Andrew Bacevich, a frequent Commonweal contributor and personal favorite of mine, is a remarkably prolific writer. Still, I was surprised and impressed to come across the New York Times Book Review’s front-page review of American Conservatism: Reclaiming an Intellectual Tradition, a collection of essays Bacevich has somehow found time to edit for the Library of America. The reviewer was George F. Will, the longtime Washington Post columnist. It was a persnickety review, Will’s principal complaint being that Bacevich’s selections were so idiosyncratic “that ‘conservative’ comes close to being a classification that no longer classifies.” Perhaps.

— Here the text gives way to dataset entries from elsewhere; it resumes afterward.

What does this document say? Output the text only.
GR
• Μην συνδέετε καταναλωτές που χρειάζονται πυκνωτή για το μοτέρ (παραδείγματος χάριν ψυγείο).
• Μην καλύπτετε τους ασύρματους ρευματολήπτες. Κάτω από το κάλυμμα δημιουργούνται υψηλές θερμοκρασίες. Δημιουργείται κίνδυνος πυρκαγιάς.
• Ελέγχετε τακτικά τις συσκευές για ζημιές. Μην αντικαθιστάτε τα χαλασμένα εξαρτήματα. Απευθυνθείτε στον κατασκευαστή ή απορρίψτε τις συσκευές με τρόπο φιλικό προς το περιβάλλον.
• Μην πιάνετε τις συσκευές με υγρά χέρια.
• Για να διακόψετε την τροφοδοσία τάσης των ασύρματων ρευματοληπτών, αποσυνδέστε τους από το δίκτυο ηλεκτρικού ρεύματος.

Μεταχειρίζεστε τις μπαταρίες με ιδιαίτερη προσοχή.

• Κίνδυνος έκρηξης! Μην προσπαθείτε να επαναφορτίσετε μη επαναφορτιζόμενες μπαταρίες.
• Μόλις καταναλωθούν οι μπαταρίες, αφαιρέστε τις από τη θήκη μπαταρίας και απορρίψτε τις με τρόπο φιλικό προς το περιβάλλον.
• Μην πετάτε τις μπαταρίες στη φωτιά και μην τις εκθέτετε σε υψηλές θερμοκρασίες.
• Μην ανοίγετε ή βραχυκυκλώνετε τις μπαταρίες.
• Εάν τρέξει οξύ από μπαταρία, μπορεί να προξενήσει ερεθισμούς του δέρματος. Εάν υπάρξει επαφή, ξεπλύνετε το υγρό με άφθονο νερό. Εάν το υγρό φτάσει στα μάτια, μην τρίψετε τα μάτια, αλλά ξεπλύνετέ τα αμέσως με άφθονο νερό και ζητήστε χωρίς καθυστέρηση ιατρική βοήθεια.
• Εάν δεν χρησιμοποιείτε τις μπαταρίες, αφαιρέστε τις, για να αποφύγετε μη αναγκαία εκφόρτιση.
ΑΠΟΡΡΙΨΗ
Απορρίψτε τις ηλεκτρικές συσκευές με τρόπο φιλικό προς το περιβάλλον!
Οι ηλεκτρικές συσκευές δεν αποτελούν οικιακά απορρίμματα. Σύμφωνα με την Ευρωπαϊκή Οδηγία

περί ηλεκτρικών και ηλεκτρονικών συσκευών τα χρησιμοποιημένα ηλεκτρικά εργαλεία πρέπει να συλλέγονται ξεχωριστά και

Will ends his review praising Bacevich’s inclusion of an essay by the journalist, novelist, and screenwriter Joan Didion titled “The Women’s Movement.” Other reviewers have questioned Didion’s conservative credentials—she often writes for the New York Review of Books, and has been a strong critic of U.S. military adventurism. But Didion’s ideological sympathies, like those of her late husband John Gregory Dunne, are not easily “classified.” Noting that Didion once wrote for National Review, Will quotes some reactionary-sounding lines from her essay, including this one: “One oppressed class after another had seemed finally to miss the point. The have-nots, it turned out, aspired mainly to having.”

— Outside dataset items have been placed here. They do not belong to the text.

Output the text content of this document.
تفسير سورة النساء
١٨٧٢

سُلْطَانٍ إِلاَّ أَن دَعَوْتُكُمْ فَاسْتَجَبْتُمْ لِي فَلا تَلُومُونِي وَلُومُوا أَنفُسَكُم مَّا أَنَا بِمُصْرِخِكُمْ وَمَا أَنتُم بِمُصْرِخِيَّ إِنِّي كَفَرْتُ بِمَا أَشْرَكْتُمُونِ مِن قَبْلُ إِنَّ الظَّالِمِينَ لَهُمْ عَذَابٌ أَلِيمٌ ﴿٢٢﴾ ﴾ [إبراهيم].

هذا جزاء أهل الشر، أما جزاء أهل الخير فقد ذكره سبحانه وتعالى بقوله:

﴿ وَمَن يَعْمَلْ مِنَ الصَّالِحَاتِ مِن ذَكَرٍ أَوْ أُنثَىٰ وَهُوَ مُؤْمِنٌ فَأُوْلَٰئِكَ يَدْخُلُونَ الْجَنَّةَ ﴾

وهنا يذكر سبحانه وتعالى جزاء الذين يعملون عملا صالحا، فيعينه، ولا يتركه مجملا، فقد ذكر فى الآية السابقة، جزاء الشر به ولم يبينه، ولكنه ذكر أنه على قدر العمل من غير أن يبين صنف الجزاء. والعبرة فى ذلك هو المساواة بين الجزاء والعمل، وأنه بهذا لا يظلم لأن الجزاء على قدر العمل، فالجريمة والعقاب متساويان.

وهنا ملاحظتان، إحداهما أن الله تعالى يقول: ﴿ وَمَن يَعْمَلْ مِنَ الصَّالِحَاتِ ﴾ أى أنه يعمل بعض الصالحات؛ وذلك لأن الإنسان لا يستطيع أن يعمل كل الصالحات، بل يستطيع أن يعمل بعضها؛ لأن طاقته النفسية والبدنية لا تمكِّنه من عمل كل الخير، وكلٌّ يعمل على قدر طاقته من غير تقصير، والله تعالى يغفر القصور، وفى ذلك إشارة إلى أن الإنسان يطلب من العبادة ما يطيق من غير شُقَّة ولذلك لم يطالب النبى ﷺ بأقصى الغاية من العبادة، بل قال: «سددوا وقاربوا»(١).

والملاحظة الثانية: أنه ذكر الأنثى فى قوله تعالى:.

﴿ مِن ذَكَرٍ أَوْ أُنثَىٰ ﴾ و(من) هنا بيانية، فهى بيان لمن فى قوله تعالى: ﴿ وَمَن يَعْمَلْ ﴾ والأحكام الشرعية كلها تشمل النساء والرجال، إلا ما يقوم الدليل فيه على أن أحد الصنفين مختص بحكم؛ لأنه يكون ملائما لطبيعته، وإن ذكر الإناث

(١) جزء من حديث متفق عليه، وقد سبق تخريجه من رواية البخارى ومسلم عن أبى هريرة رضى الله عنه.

Strong stuff. I’ve read my share of Didion, but couldn’t remember reading “The Women’s Movement.” As luck would have it, I was able to find my yellowing copy of The White Album, her celebrated 1979 essay collection. I read it decades ago. The piece is, as Will described it, “a stiletto of an essay.” In some ways, it is not unlike the inflammatory things Norman Mailer wrote about the women’s movement in the 1970s. Didion’s principal complaint was that the movement’s rhetoric, especially its portrait of women as powerless victims, dismissed what was unique to women’s experience. Missing was “all one’s actual apprehension of what it is like to be a woman, the irreconcilable difference of it—that sense of living one’s deepest life underwater, that deep involvement with blood and birth and death—could now be declared invalid, unnecessary, one never felt it at all.” Whether one was a have or a have-not, that was a fearless thing to write in 1972.

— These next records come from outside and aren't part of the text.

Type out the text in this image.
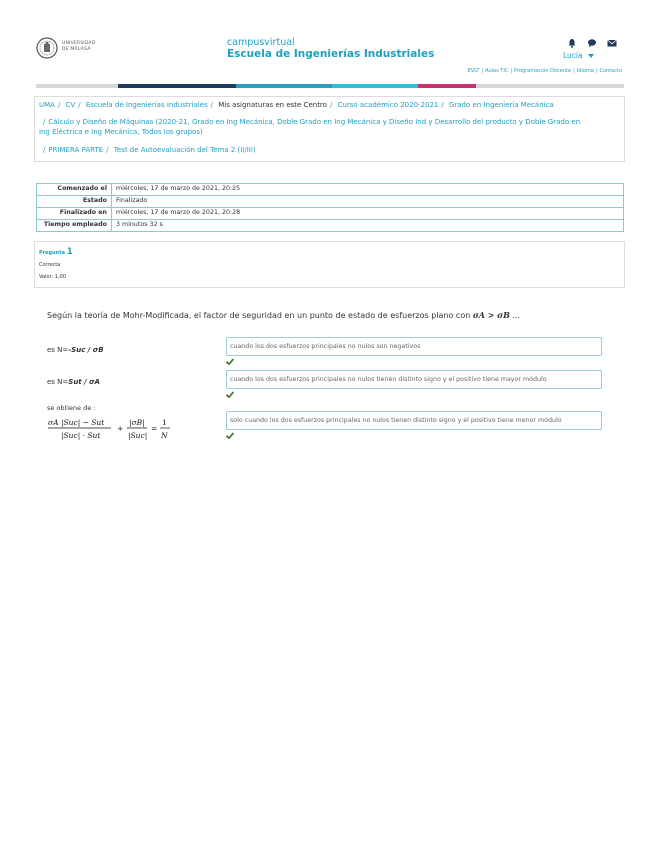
UNIVERSIDAD
DE MÁLAGA
campusvirtual
Escuela de Ingenierías Industriales	Lucía
EVLT | Aulas TIC | Programación Docente | Idioma | Contacto
UMA / CV / Escuela de Ingenierías Industriales / Mis asignaturas en este Centro / Curso académico 2020-2021 / Grado en Ingeniería Mecánica
/ Cálculo y Diseño de Máquinas (2020-21, Grado en Ing Mecánica, Doble Grado en Ing Mecánica y Diseño Ind y Desarrollo del producto y Doble Grado en
Ing Eléctrica e Ing Mecánica, Todos los grupos)
/ PRIMERA PARTE / Test de Autoevaluación del Tema 2 (II/III)
Comenzado el	miércoles, 17 de marzo de 2021, 20:25
Estado	Finalizado
Finalizado en	miércoles, 17 de marzo de 2021, 20:28
Tiempo empleado	3 minutos 32 s
Pregunta 1
Correcta
Valor: 1,00
Según la teoría de Mohr-Modificada, el factor de seguridad en un punto de estado de esfuerzos plano con σA > σB ...
es N=-Suc / σB	cuando los dos esfuerzos principales no nulos son negativos
es N=Sut / σA	cuando los dos esfuerzos principales no nulos tienen distinto signo y el positivo tiene mayor módulo
se obtiene de :
σA |Suc| − Sut
|Suc| · Sut
+
|σB|
|Suc|
=
1
N
solo cuando los dos esfuerzos principales no nulos tienen distinto signo y el positivo tiene menor módulo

Didion received the 2006 National Book Award for The Year of Magical Thinking, her memoir about the 2003 death of her husband and the illness of their daughter, Quintana. Dunne was also a journalist, novelist, and screenwriter, and wife and husband worked more or less side by side for the forty years of their marriage. Piled up next to my dog-eared copy of The White Album were several books by Dunne that I had never gotten around to reading, including Harp, a memoir of growing up Irish Catholic in West Hartford, Connecticut, in the 1940s.